My additional thoughts if
I reviewed my own CD:
Waterway presents pieces
that challenge the listener's sense of time, such as Lake Superior
Summer which includes a reggae section in a 7/4 meter, Fog
Break which utilizes two metric modulations in 11/8, and Walkabout
Sparrow which has a 13/8 ostinato in the guitar with written out
bird calls over it in the flute part.
The duo also uses improvisation
in two of their compositions, Approaching the Wolf's Head and
Alpha's Last Dance both include sections that include improv
soloing and interaction between the flute and guitar.
In writing for three different
flutes (c flute, alto flute, and piccolo) the duo also sustains interest
through a constant timbre change, especially in the work Calm to
Storm that uses an ABA form with the alto flute for the "calm"

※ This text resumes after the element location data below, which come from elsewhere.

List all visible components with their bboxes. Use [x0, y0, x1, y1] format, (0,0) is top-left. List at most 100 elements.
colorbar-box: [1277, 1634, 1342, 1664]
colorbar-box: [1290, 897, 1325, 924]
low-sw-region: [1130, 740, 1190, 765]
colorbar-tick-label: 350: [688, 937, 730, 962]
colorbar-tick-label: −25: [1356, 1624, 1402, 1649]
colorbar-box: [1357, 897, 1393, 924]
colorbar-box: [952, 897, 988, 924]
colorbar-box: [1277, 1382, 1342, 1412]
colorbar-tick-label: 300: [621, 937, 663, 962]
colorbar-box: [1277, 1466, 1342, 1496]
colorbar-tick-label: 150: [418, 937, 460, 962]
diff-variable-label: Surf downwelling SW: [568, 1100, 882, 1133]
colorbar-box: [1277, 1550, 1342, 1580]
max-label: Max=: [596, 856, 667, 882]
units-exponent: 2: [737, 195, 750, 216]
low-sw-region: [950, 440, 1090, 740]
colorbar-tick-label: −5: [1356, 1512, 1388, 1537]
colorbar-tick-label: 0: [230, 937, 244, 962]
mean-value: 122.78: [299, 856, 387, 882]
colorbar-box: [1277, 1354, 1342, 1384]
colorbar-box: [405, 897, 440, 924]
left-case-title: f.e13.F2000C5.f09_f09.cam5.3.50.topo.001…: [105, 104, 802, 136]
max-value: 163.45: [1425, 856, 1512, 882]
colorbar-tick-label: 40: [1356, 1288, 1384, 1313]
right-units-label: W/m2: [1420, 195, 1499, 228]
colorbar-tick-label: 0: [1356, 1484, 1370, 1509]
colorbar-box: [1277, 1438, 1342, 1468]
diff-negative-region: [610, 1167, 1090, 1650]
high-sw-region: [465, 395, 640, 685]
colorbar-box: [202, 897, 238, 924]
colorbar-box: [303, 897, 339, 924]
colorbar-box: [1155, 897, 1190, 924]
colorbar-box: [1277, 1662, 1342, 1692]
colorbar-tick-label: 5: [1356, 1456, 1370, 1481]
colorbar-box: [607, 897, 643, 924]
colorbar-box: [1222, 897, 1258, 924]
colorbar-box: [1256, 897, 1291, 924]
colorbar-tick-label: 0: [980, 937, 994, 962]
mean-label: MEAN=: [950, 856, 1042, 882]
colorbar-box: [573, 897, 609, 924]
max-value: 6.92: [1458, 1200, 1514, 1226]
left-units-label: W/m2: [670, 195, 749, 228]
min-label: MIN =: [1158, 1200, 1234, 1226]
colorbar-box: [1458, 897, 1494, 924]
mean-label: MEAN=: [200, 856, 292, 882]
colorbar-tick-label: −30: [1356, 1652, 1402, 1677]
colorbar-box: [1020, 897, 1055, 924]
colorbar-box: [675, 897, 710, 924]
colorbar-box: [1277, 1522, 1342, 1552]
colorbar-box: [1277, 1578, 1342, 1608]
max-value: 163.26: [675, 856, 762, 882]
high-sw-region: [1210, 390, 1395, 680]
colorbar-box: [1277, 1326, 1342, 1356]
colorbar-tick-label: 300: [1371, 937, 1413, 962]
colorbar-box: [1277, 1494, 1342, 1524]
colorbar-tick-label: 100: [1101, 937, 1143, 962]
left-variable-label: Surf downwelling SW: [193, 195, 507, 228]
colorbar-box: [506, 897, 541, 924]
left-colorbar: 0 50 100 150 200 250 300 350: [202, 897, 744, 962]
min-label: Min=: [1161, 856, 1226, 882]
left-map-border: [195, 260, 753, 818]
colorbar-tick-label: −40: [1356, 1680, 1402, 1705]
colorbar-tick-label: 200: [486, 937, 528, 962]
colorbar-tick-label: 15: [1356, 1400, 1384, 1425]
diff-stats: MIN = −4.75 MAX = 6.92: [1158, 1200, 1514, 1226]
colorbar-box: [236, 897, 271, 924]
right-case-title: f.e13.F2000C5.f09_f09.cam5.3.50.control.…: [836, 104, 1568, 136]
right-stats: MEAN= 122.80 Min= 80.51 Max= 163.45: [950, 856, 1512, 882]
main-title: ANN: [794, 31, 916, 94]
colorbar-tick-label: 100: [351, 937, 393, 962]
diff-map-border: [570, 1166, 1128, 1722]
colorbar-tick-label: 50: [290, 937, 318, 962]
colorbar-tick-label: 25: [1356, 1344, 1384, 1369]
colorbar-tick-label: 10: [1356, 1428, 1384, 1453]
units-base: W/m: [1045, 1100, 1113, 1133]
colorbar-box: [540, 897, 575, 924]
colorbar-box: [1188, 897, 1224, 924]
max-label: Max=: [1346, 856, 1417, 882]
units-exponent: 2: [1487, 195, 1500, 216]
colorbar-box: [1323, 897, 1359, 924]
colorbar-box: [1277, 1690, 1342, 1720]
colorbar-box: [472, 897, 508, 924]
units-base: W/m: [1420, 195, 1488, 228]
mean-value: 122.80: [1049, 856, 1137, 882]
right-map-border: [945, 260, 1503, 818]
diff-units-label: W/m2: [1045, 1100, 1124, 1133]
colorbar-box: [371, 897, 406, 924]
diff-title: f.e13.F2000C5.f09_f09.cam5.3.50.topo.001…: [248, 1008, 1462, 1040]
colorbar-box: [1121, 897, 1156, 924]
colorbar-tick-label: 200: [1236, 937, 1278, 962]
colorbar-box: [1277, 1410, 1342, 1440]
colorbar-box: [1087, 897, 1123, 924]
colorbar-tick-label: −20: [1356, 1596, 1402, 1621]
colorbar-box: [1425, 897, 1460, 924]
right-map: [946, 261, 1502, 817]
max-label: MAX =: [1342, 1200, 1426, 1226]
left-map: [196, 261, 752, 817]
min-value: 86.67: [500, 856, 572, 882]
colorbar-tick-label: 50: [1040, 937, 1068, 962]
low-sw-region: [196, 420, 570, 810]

(A section) and the "piccolo" for the storm (B section).
While the works on the CD are
written to be performed as concert art music, many of the pieces are
inspired and informed by social dancing. From their experiences not
only and tango dance instructors, but also as arrangers and performers
in a touring tango band, Carmen Maret and Andrew Bergeron perform pieces
such as Lake Superior Fall that utilizes a tango beat and Alpha's
Last Dance that uses a Tom Waits-like slow waltz in 3/4 with an
honest sense for dance groove and rhythm.